A/N : Terima kasih, kawan-kawan, yang masih setia membaca sampai pada bagian A/N. Sungguh, membuat fic ini bener-bener penuh perjuangan, putus asa, dan peluh keringat #halah. Padahal jadinya juga nggak seberapa. Yah, dan karena ini adalah karya pertama saya, mohon kritikannya.

Dan untuk beberapa istilah dan nama tempat yang terasa asing, berikut penjelasannya!

-Douce France : Lagu tradisional Perancis yang diciptakan Charles Trenet pada tahun 1943. Saya coba-coba denger lagunya dan kerasa banget suasana romantis ala Perancis-nya! Coba deh didenger juga.

-Museum Doge's Palace : Salah satu museum di Italia yang terletak nggak jauh dari Sungai Venice.

-Kota Inssbruck : Biasanya kalau warga Jerman mau ke Italia atau sebaliknya, mereka akan bermalam di kota ini, tepatnya di kota Austria.

-Hotel Tautermann : Hotel yang terbilang cukup murah di kota Austria dan dekat dengan pusat kota.

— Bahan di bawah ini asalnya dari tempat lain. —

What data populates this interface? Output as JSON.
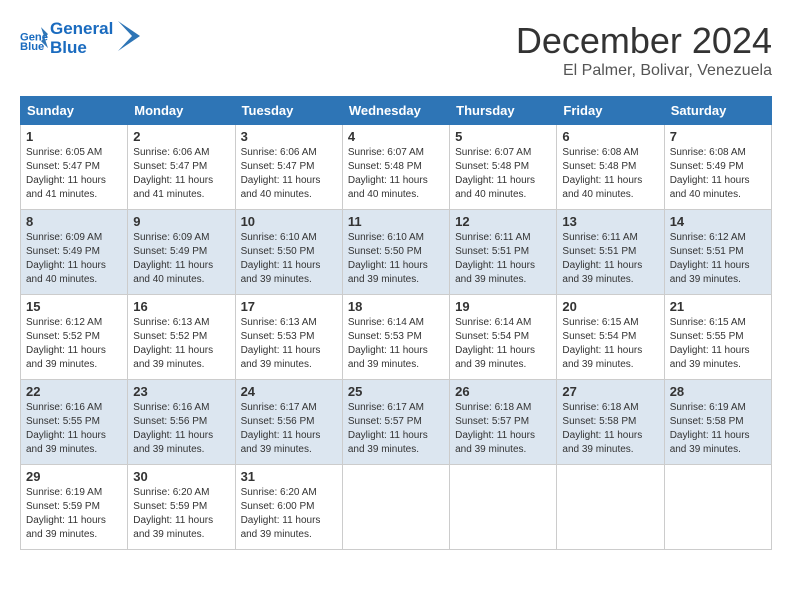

-CD_S970 : Ini plat khusus negara Belgia, khusus diciptakan bagi orang berstatus diplomat. Lah, terus kenapa bisa ada di Austria yang jelas-jelas jauhnya bermil-mil? Masalah ini akan saya jelaskan di chapter mendatang. Huehehe.

Apakah sudah ada yang bisa menebak siapa ketiga orang berbaju hitam itu?

Sign, Rapuh.

PS : SELAMAT UNTUK DINOBATKANNYA RAJA BELANDA YANG BARU, WILLEM ALEXANDER!